How to Intermediate · 4 min read

How to add memory to LlamaIndex chat

Quick answer
To add memory to LlamaIndex chat, use a vector store retriever like FAISS or Chroma to persist and retrieve conversation context. Integrate this retriever with LLMPredictor and ServiceContext to enable chat memory across sessions.

PREREQUISITES

  • Python 3.8+
  • OpenAI API key (free tier works)
  • pip install llama-index faiss-cpu openai

Setup

Install the required packages and set your OpenAI API key as an environment variable.

bash
pip install llama-index faiss-cpu openai

Step by step

This example demonstrates adding memory to a LlamaIndex chat by using a FAISS vector store retriever to store and retrieve conversation context.

python
import os
from llama_index import (
    GPTVectorStoreIndex, SimpleDirectoryReader, ServiceContext, LLMPredictor, PromptHelper
)
from langchain_openai import ChatOpenAI
from llama_index.vector_stores import FAISS
from llama_index.retrievers import VectorIndexRetriever

# Set your OpenAI API key in environment variable
# export OPENAI_API_KEY=os.environ["OPENAI_API_KEY"]

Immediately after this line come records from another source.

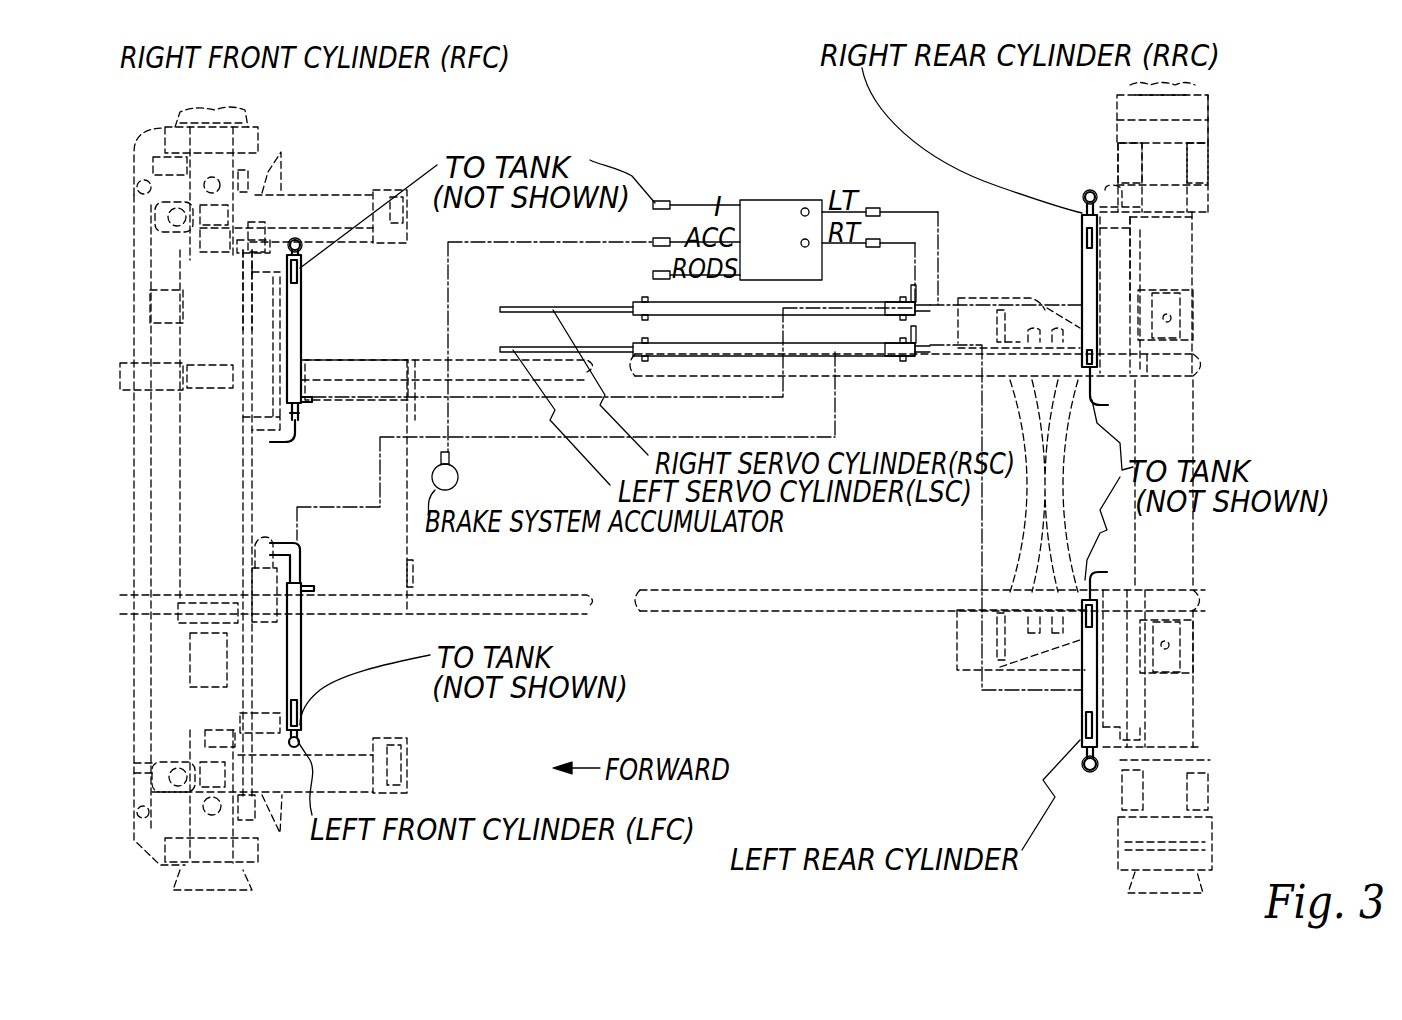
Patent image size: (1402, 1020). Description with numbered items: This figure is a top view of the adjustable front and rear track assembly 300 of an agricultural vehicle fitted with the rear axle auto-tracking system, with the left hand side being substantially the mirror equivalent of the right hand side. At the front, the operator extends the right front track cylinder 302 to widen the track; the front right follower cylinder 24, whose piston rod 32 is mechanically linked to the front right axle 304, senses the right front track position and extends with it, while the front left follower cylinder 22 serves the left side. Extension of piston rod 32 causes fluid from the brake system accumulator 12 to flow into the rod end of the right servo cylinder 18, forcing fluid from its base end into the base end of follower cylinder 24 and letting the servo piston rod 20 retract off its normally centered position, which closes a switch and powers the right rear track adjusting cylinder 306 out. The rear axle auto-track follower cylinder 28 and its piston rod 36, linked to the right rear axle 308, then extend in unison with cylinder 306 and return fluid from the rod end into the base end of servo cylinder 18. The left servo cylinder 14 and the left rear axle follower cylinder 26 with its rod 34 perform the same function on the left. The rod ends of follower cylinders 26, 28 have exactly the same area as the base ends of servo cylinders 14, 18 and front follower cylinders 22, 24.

The brake system accumulator 12 is at (455, 470).
The servo cylinder 14 is at (720, 342).
The right servo cylinder 18 is at (652, 303).
The piston rod 20 is at (560, 305).
The front left follower cylinder 22 is at (298, 645).
The front right follower cylinder 24 is at (303, 290).
The rear axle follower cylinder 26 is at (1082, 700).
The rear axle auto-track follower cylinder 28 is at (1082, 272).
The piston rod 32 is at (300, 246).
The rod 34 is at (1087, 759).
The piston rod 36 is at (1084, 200).
The track assembly 300 is at (662, 162).
The right front track cylinder 302 is at (257, 290).
The front right axle 304 is at (200, 248).
The right rear track adjusting cylinder 306 is at (1115, 259).
The right rear axle 308 is at (1182, 210).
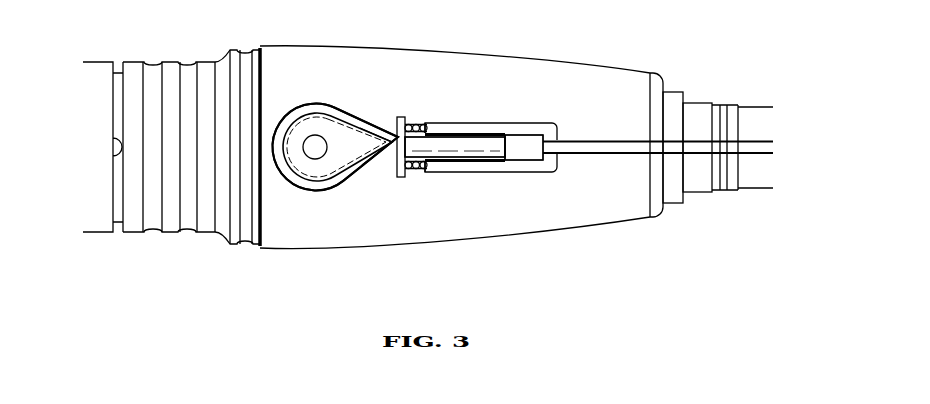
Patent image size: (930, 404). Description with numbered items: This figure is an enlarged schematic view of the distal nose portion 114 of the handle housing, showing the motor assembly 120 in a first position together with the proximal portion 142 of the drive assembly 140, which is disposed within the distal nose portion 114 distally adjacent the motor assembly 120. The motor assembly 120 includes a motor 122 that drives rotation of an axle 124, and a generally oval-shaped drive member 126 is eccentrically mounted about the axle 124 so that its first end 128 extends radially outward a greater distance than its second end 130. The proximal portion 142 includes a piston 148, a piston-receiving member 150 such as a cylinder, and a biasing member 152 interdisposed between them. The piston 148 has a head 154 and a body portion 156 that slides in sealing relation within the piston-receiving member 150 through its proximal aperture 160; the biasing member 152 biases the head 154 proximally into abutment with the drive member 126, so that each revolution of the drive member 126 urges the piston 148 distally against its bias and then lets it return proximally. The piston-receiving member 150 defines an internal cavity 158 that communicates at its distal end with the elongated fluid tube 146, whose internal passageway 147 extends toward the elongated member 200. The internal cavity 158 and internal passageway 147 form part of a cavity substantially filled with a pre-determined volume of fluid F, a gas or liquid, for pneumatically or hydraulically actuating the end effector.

The distal nose portion 114 is at (278, 237).
The motor assembly 120 is at (327, 98).
The motor 122 is at (300, 103).
The axle 124 is at (313, 150).
The drive member 126 is at (351, 108).
The first end 128 is at (390, 148).
The second end 130 is at (292, 153).
The drive assembly 140 is at (565, 107).
The proximal portion 142 is at (532, 112).
The elongated fluid tube 146 is at (698, 155).
The internal passageway 147 is at (620, 147).
The piston 148 is at (485, 147).
The piston-receiving member 150 is at (492, 167).
The biasing member 152 is at (415, 168).
The head 154 is at (398, 118).
The body portion 156 is at (445, 150).
The internal cavity 158 is at (528, 152).
The proximal aperture 160 is at (433, 133).
The elongated member 200 is at (748, 105).
The fluid F is at (506, 160).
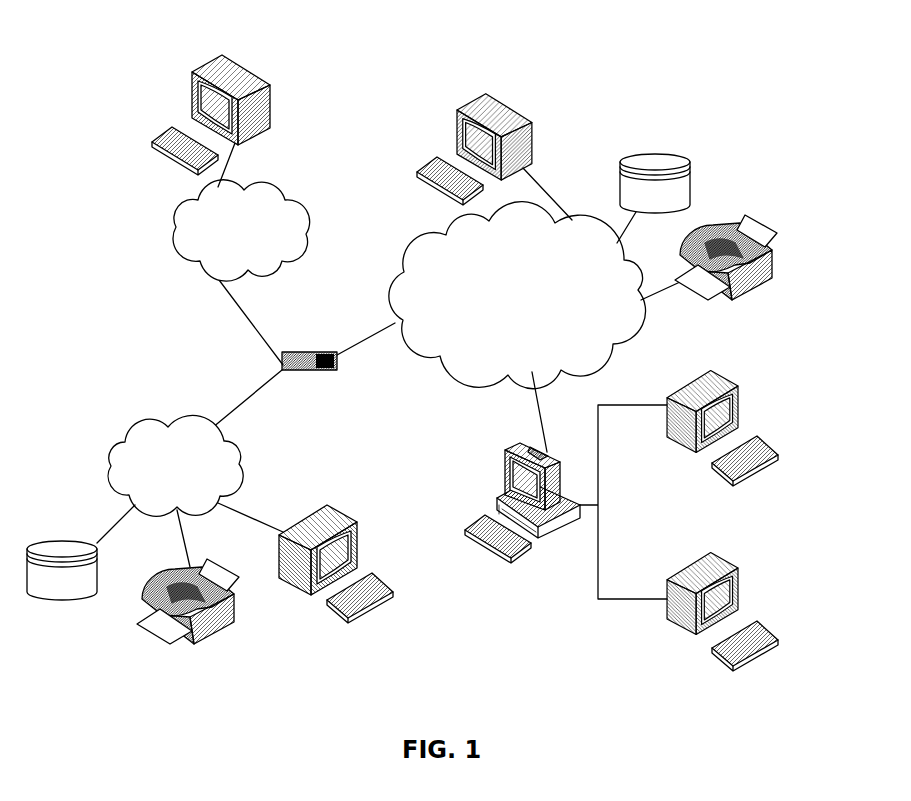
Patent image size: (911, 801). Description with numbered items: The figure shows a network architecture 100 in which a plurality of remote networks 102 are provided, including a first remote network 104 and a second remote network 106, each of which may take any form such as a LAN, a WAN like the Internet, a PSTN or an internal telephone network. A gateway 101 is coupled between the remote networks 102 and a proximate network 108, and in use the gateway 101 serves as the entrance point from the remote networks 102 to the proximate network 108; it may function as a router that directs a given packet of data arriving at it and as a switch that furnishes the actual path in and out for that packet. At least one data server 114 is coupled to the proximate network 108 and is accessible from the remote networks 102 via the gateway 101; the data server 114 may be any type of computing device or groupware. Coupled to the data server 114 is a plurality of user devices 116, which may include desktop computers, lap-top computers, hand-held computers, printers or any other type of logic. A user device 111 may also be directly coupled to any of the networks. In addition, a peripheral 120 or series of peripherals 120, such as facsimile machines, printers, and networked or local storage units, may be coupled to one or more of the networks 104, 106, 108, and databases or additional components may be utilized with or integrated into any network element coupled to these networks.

The network architecture 100 is at (140, 42).
The gateway 101 is at (292, 352).
The remote networks 102 is at (165, 275).
The first remote network 104 is at (112, 445).
The second remote network 106 is at (302, 203).
The proximate network 108 is at (608, 352).
The user device 111 is at (530, 120).
The data server 114 is at (505, 462).
The user devices 116 is at (268, 89).
The peripheral 120 is at (690, 163).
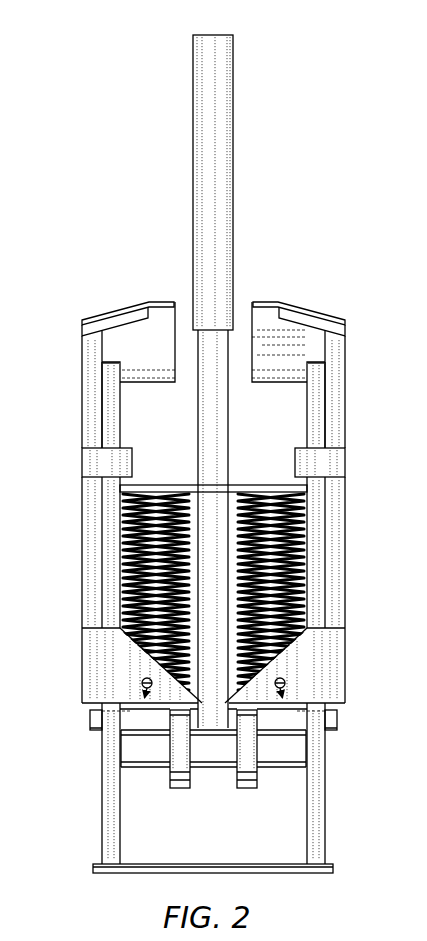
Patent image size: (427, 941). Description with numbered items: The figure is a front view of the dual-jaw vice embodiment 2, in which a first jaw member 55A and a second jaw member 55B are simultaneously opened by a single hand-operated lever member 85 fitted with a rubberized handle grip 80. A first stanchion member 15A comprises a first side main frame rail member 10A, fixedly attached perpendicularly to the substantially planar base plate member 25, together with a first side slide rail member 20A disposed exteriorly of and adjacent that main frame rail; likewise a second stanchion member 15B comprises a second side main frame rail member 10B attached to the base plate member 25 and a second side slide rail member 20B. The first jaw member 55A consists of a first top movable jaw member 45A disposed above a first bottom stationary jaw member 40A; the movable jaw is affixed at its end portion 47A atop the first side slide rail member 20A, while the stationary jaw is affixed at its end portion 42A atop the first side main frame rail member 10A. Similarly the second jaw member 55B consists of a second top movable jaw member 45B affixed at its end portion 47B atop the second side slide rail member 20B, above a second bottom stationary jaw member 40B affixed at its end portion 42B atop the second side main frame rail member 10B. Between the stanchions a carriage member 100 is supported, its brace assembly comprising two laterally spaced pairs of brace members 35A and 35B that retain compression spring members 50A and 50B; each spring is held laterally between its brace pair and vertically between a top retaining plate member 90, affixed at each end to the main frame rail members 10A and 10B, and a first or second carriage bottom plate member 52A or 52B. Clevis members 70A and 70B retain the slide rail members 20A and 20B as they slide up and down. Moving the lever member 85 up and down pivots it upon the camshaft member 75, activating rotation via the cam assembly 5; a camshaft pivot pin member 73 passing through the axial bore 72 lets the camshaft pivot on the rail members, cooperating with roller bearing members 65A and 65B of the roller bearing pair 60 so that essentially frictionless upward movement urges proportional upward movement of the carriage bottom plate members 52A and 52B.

The dual-jaw vice embodiment 2 is at (129, 231).
The cam assembly 5 is at (298, 781).
The first side main frame rail member 10A is at (105, 835).
The second side main frame rail member 10B is at (320, 813).
The first stanchion member 15A is at (90, 555).
The second stanchion member 15B is at (350, 540).
The first side slide rail member 20A is at (102, 598).
The second side slide rail member 20B is at (325, 598).
The base plate member 25 is at (275, 868).
The first pair of brace members 35A is at (95, 685).
The second pair of brace members 35B is at (332, 685).
The first bottom stationary jaw member 40A is at (108, 352).
The second bottom stationary jaw member 40B is at (313, 349).
The end portion of first bottom stationary jaw member 42A is at (110, 366).
The end portion of second bottom stationary jaw member 42B is at (318, 367).
The first top movable jaw member 45A is at (120, 311).
The second top movable jaw member 45B is at (302, 312).
The end portion of first top movable jaw member 47A is at (92, 343).
The end portion of second top movable jaw member 47B is at (333, 348).
The first compression spring member 50A is at (130, 590).
The second compression spring member 50B is at (298, 590).
The first carriage bottom plate member 52A is at (155, 668).
The second carriage bottom plate member 52B is at (272, 668).
The first jaw member 55A is at (150, 291).
The second jaw member 55B is at (268, 291).
The roller bearing pair 60 is at (155, 783).
The first roller bearing member 65A is at (183, 784).
The second roller bearing member 65B is at (244, 784).
The first clevis member 70A is at (97, 463).
The second clevis member 70B is at (338, 458).
The axial bore 72 is at (100, 728).
The camshaft pivot pin member 73 is at (92, 713).
The camshaft member 75 is at (128, 755).
The handle grip 80 is at (203, 152).
The hand-operated lever member 85 is at (205, 410).
The top retaining plate member 90 is at (293, 489).
The carriage member 100 is at (82, 415).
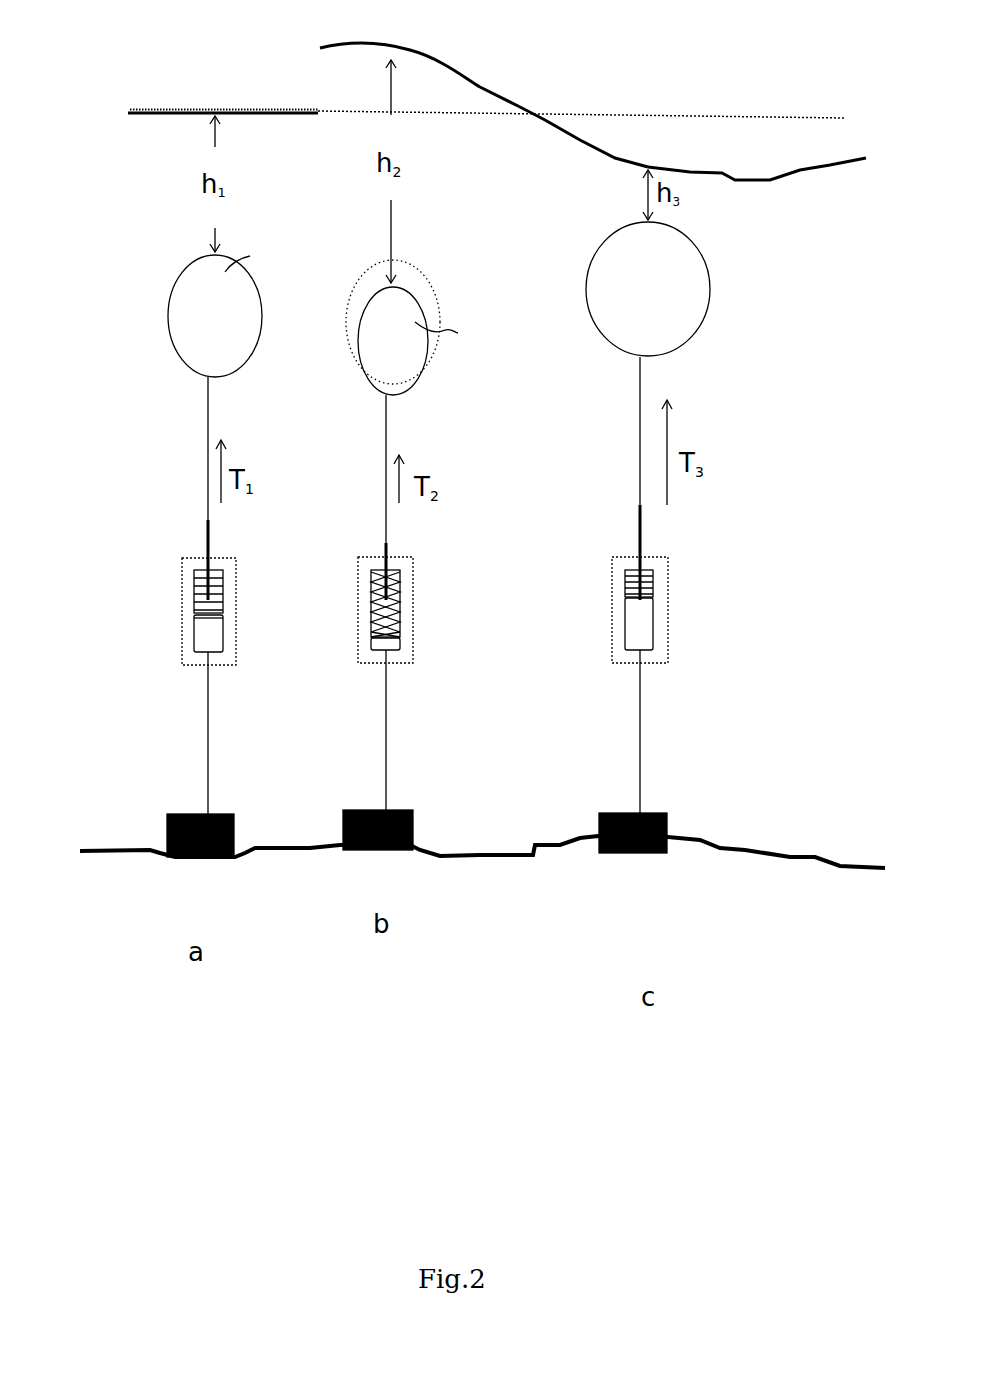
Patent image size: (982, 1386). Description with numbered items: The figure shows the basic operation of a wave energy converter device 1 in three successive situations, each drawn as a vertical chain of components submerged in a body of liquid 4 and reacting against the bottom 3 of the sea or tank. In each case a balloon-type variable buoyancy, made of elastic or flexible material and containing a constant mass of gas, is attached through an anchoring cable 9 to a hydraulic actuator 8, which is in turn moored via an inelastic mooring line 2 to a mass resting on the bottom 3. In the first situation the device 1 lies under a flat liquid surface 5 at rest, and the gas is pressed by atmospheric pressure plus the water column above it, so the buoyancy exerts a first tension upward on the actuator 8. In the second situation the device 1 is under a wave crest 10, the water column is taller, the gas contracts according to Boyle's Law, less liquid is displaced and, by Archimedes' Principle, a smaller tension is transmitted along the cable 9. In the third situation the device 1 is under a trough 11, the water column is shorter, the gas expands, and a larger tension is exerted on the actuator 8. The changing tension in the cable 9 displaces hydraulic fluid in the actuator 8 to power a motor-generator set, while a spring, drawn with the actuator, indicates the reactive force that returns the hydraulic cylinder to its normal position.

The wave energy converter 1 is at (76, 548).
The mooring line 2 is at (208, 748).
The bottom 3 is at (124, 845).
The body of liquid 4 is at (107, 210).
The liquid surface at rest 5 is at (186, 114).
The hydraulic actuator 8 is at (170, 607).
The anchoring cable 9 is at (208, 435).
The wave crest 10 is at (378, 45).
The trough 11 is at (722, 173).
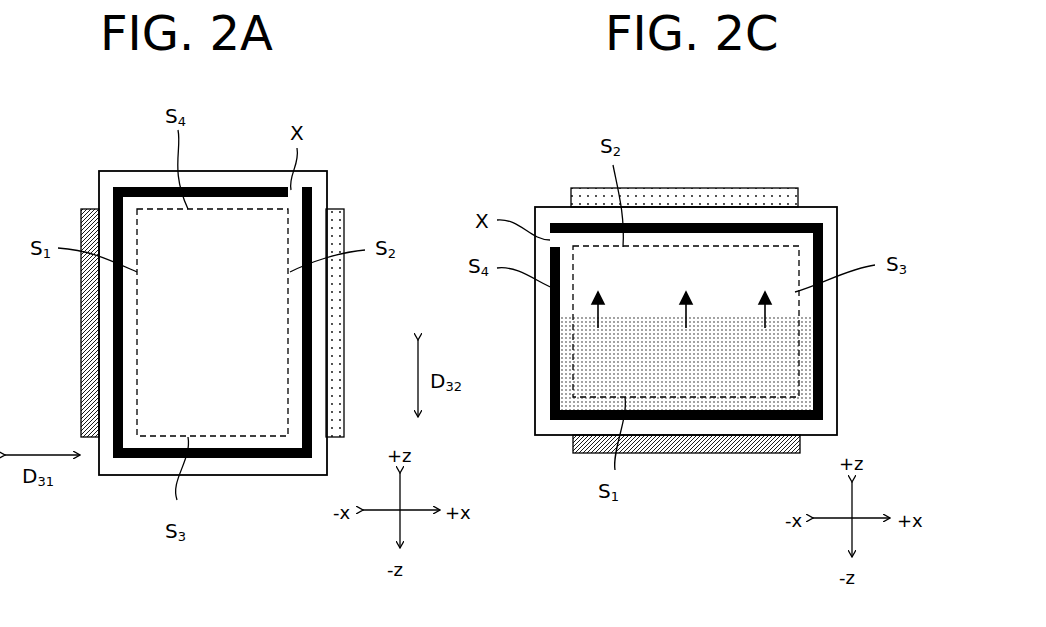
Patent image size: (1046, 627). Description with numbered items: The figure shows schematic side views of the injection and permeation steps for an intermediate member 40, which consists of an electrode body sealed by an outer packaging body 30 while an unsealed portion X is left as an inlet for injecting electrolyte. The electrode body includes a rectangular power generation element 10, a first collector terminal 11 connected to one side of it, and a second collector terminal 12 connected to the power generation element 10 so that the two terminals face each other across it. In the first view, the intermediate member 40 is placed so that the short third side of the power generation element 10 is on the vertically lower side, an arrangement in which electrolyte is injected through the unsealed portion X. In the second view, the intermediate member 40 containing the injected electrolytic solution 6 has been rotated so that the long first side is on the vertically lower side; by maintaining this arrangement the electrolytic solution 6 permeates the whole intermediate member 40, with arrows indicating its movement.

In FIG. 2A, the intermediate member 40 is at (227, 270).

# Initialize LLM predictor with OpenAI GPT-4o model
llm_predictor = LLMPredictor(
    llm=ChatOpenAI(model_name="gpt-4o", temperature=0, openai_api_key=os.environ["OPENAI_API_KEY"])
)

# Load documents from a directory
documents = SimpleDirectoryReader("./data").load_data()

# Create vector store index
index = GPTVectorStoreIndex.from_documents(documents, llm_predictor=llm_predictor)

# Persist vector store to disk (optional)
index.storage_context.persist(persist_dir="./storage")

# Create a retriever from the vector store
retriever = VectorIndexRetriever(index=index)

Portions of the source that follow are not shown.